Things didn’t work out with this guy, and that’s absolutely fine. A long-term relationship demands a lot of pieces all coming together at more-or-less the same time: mutual attraction, shared aims and ambitions, joint ethics and beliefs. For whatever reason, your ex didn’t see things going the same way as you did. That doesn’t mean there’s anything wrong with you, just that you weren’t right for each other. And from your letter, it doesn’t sound as though you’re all that cut up about losing him: I think you might be grieving the end of the relationship more than you’re mourning the absence of this man.

You say you’ve never been in a serious relationship, but many of the best relationships start out as downright frivolous – friendships in which attraction takes hold and blooms, and where the desire to be with the other person gradually develops from a weekly date to a daily habit to, maybe, something you both want all the time for the entire foreseeable future. Not every relationship will turn out like that, of course – but that doesn’t make you a failure, it just means that you’re smart enough to figure out what does and doesn’t work.

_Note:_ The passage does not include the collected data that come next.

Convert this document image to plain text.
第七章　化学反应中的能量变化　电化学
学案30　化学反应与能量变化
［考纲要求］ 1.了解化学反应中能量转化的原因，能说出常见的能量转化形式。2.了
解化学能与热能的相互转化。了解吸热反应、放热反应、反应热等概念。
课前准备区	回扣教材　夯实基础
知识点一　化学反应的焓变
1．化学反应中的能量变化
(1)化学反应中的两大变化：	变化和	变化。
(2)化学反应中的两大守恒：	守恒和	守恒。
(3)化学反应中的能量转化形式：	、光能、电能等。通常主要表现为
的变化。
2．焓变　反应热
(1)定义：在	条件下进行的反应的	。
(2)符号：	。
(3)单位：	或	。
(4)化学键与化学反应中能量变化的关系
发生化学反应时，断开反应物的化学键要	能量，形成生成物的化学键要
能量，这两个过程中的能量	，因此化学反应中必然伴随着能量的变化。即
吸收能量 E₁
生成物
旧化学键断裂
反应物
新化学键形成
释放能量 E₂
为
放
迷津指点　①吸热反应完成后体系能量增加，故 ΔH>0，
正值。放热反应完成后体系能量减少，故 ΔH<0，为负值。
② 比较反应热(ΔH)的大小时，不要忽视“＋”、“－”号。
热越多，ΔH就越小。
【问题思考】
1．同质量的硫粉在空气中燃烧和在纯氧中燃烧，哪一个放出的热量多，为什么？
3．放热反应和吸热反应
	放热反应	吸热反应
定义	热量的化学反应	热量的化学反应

For now, concentrate on meeting people, doing interesting things, having fun (though not one night stands, as they don’t seem to work for you), and, most importantly, working out what it is that you want from life besides that elusive serious relationship. Because once you’ve got some idea of where you want to go, you may find that the people you take with you fall into place quite painlessly. Good luck.